I don’t expect too many people to care deeply about an issue this niche. However, I do hope that the people setting up battery funding programs or reviewing the success of the community battery rollout or running the AEMC’s pricing review do find some time to think a little but longer about where this is all headed and ask some similar questions.
You might think a battery would need to be owned by a community to be called a “community” battery. You would be wrong! Like the words equity and CER, “community” gets used with some liberty.
And maybe EnergyAustralia?
An actual bill all depends on how much power you use and when you use it and how your retailer passes on network tariffs.
In the NEM, anything can be a trial if you just believe!
Cue private equity riffs.
I can’t find anything about this, so my apologies if I’ve got this wrong.
Genuinely curious!
Great post, really important topic. I'm pretty sure the reason why this 'eSaaS' model exists is because, when you sit down with your mate at the pub and they suggest there should be a community battery, this is the model they describe. People would like to own a slice of a local home battery for their solar. So this whole subscription thing has all been done for The Social License.
This does not mean it is sensible or a good idea, as you have highlighted. The energy system should avoid postcode lotteries for consumers in almost all cases.
There is still a really good case for there to be what I think are better called 'neighbourhood batteries'. Having lots of storage all over the network that is charging and discharging efficiently would make energy cheaper overall, smooth out network demand, maximise utilisation of the existing grid.

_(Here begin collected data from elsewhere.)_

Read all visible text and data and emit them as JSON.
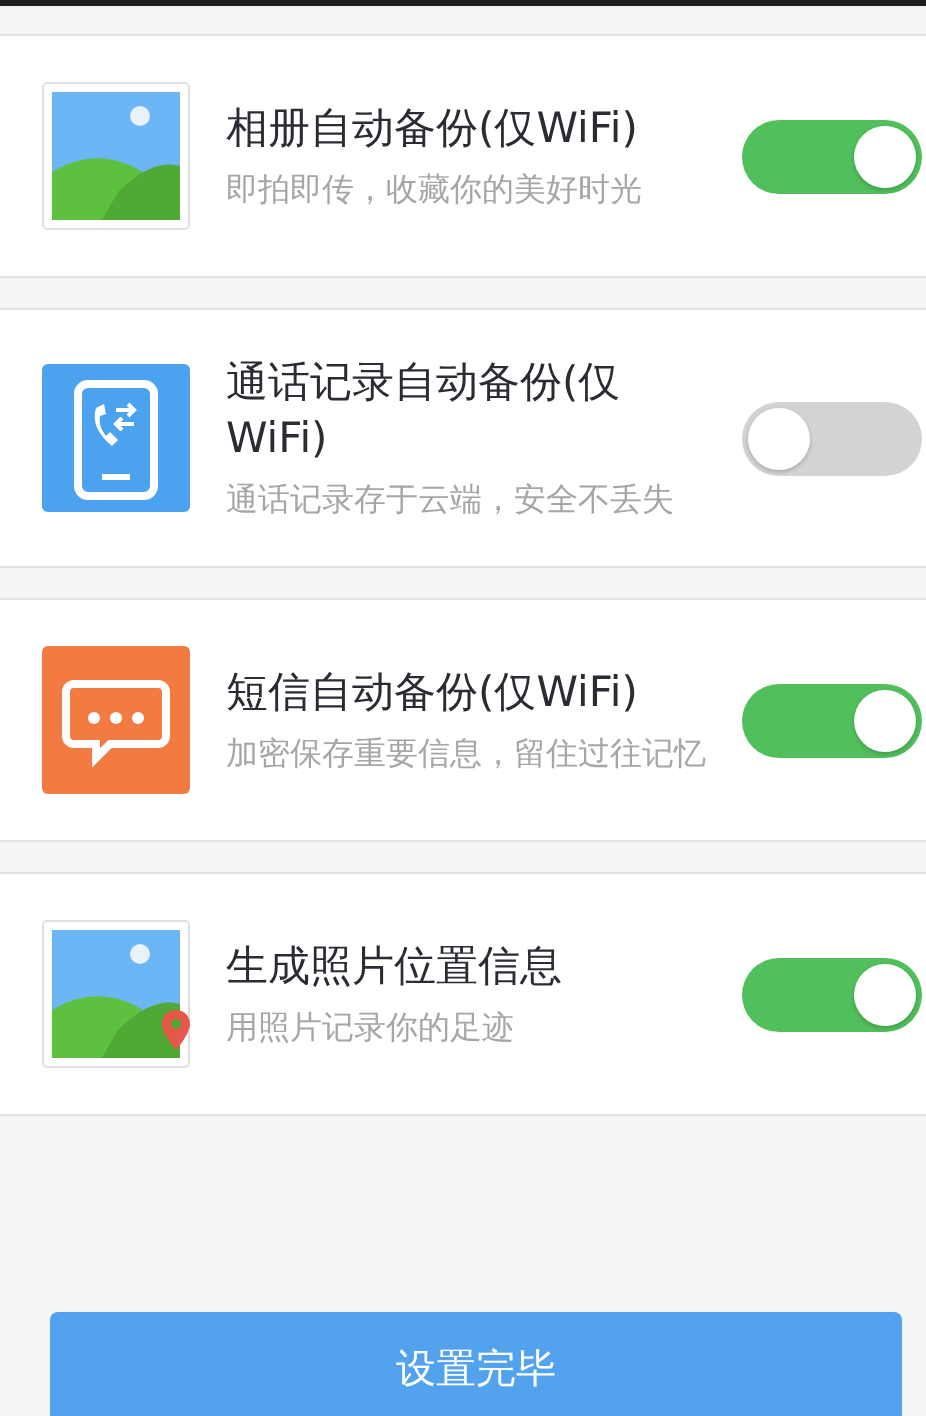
{
  "settings": [
    {
      "kind": "landscape",
      "title": "相册自动备份(仅WiFi)",
      "subtitle": "即拍即传，收藏你的美好时光",
      "on": true
    },
    {
      "kind": "phone",
      "title": "通话记录自动备份(仅WiFi)",
      "subtitle": "通话记录存于云端，安全不丢失",
      "on": false
    },
    {
      "kind": "message",
      "title": "短信自动备份(仅WiFi)",
      "subtitle": "加密保存重要信息，留住过往记忆",
      "on": true
    },
    {
      "kind": "landscape-pin",
      "title": "生成照片位置信息",
      "subtitle": "用照片记录你的足迹",
      "on": true
    }
  ],
  "done_button": "设置完毕"
}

The highly localised pricing signals that would make this work (Ausgrid have been working on this in Project Edith) should be available to battery owners on a very opt-in basis. This is in fact a bit of a postcode lottery which would potentially make it better to invest in a battery in some locations over others, but is the 'correct' outcome - some locations need batteries more than others.

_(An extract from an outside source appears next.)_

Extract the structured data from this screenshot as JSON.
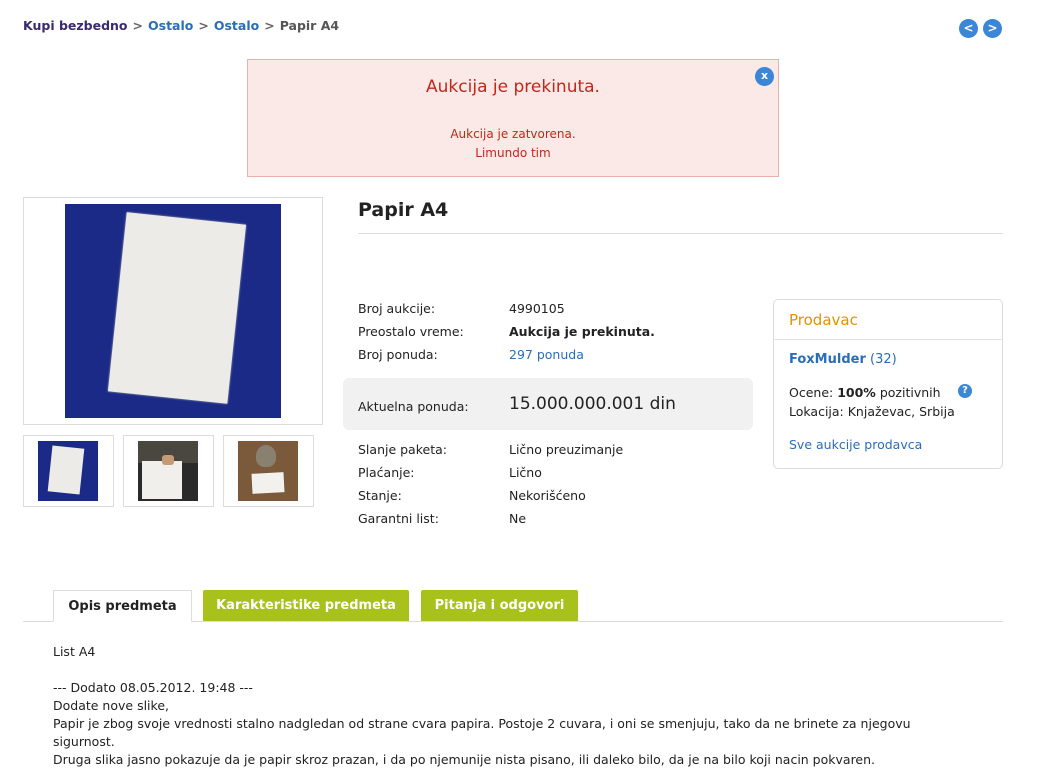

It's complex, but I think there is also a defensible case for the way the current crop of batteries owned by networks are accounted for, with some portion allocated and recovered based on the RAB, and the remainder leased out (and probably some of that lease revenue should also be allocated to RAB recovery pile and displace other revenue recovery, given a lot of battery cost is actually RAB land costs, I don't know if this is true in practise). Yes, the networks own more land and have more electricians and sites and lower cost of capital that mean they will be able to roll these out cheaper... but that's good. They can also thumb the scale in some ways to favour their own battery connections, which is bad.

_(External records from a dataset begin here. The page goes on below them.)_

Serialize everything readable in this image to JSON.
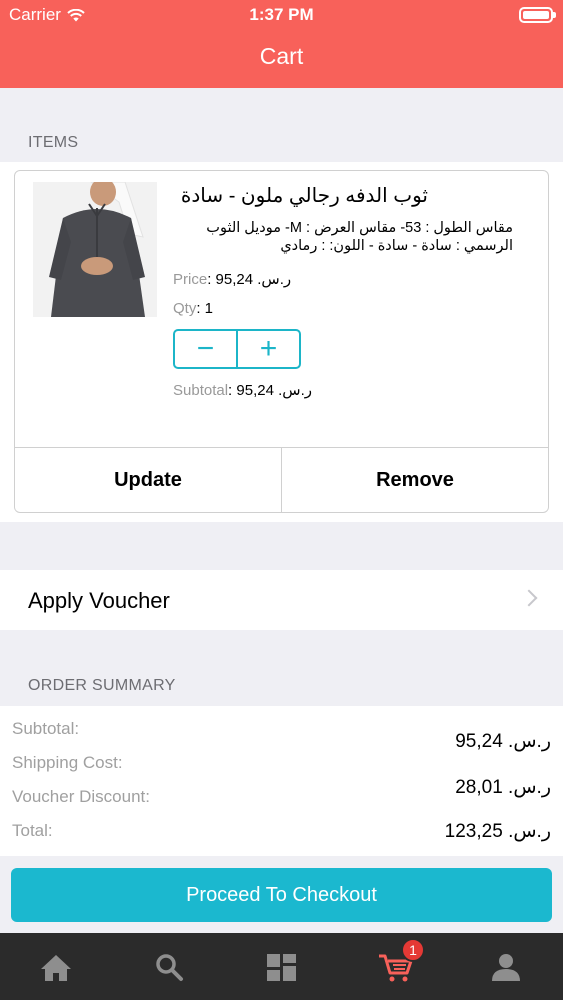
{
  "status_bar": {
    "carrier": "Carrier",
    "time": "1:37 PM"
  },
  "nav": {
    "title": "Cart"
  },
  "items_section": {
    "label": "ITEMS"
  },
  "item": {
    "name": "ثوب الدفه رجالي ملون - سادة",
    "description": "مقاس الطول : 53-  مقاس العرض : M-  موديل الثوب الرسمي : سادة - سادة - اللون: : رمادي",
    "price_label": "Price",
    "price": ": 95,24 .ر.س",
    "qty_label": "Qty",
    "qty": ": 1",
    "minus": "−",
    "plus": "+",
    "subtotal_label": "Subtotal",
    "subtotal": ": 95,24 .ر.س",
    "update_label": "Update",
    "remove_label": "Remove"
  },
  "voucher": {
    "label": "Apply Voucher"
  },
  "summary": {
    "label": "ORDER SUMMARY",
    "subtotal_label": "Subtotal:",
    "shipping_label": "Shipping Cost:",
    "discount_label": "Voucher Discount:",
    "total_label": "Total:",
    "subtotal_value": "95,24 .ر.س",
    "shipping_value": "28,01 .ر.س",
    "total_value": "123,25 .ر.س"
  },
  "checkout": {
    "label": "Proceed To Checkout"
  },
  "tabbar": {
    "cart_badge": "1"
  },
  "colors": {
    "header": "#f8615a",
    "accent": "#1bb8cf",
    "tabbar": "#2b2b2b",
    "active_tab": "#f8615a"
  },
  "icons": [
    "wifi-icon",
    "battery-icon",
    "chevron-right-icon",
    "home-icon",
    "search-icon",
    "categories-icon",
    "cart-icon",
    "profile-icon"
  ]
}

In the long run, the networks might own some batteries, but the important thing the networks should be tasked with in these trials is establishing the level playing field for a highly permissive environment for new batteries - with a streamlined connection process, standardised telemetry/dynamic envelope controls, and the pricing frameworks that will be offered to third parties. Currently it takes many (6+) months of council planning assessment and similar months of network connection overheads to get a new battery connected in the best case. The goal should be days. Might try and write a longer post about this. We (Rewiring Australia) want to see this kind of process underpin the Illawarra 'Urban REZ' .
But no more 'eSaaS'.
Cracking read as always my friend, you make the ridiculously complex seam almost digestible to us mere mortals. Please continue to unpack these important issues during such a pivotal time in this energy transition.